I alluded earlier that having children was not something for which I had a great desire, but in wanting to be a supportive husband to Samantha, it became something I stood behind to show her support. Her desires became my desires. The same can be said for adoption. “Spontaneous” might be one of the last words Samantha would ever use to describe me, so the idea of getting a call one day, and picking up a child the next, is–needless to say–a frightening concept. The day we got that call, though, my priorities changed once again.
I have no idea what it feels like to experience a childbirth by my wife’s side, or what it feels like for biological parents to hold their newborn babies, but man, when I held Brooklyn for the first time it was a life-altering experience. My heart grew instantaneously with unconditional love. In less than 24 hours, Samantha and I had a daughter and we were parents. To this day we hold her with that same feeling of love and admiration, and also a level of astonishment for the true miracle and beauty that is God’s creation.

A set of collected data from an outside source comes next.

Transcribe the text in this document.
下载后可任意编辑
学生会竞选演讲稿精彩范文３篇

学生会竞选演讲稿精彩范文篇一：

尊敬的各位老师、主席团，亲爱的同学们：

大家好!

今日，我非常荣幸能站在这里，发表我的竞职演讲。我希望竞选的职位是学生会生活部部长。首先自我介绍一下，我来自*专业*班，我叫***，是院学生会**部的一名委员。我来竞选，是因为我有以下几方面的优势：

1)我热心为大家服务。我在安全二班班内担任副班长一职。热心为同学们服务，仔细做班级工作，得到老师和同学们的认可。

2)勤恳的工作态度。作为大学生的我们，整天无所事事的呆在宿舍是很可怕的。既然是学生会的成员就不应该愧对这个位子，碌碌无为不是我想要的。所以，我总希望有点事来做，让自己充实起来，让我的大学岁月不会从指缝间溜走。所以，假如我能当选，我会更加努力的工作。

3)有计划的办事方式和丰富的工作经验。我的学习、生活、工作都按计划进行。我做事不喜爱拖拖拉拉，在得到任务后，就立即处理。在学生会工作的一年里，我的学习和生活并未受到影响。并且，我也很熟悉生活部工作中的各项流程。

So now, just a day removed from my first Father’s Day as an eligible participant, my priorities of faith and family are in line, I still have goals and ambitions that my supportive wife encourages me to pursue, Samantha has transformed her way of praying and is now vehemently praying that her will aligns with God’s (note the different ordering of this sentence from the second paragraph), and Brooklyn is almost 8 months old and has my heart forever. I can’t imagine our life without her. I am grateful for the many graces that God has given to my family throughout this adoption process. I am grateful to be an adoptive parent and for birth parents who make such a difficult decision. I am grateful for how God shifted my priorities to be aligned with His will for our family. I am grateful for God’s mercy in all of the times I didn’t trust in Him or His plan. I am grateful for the gift of life, and how truly wonderful it is.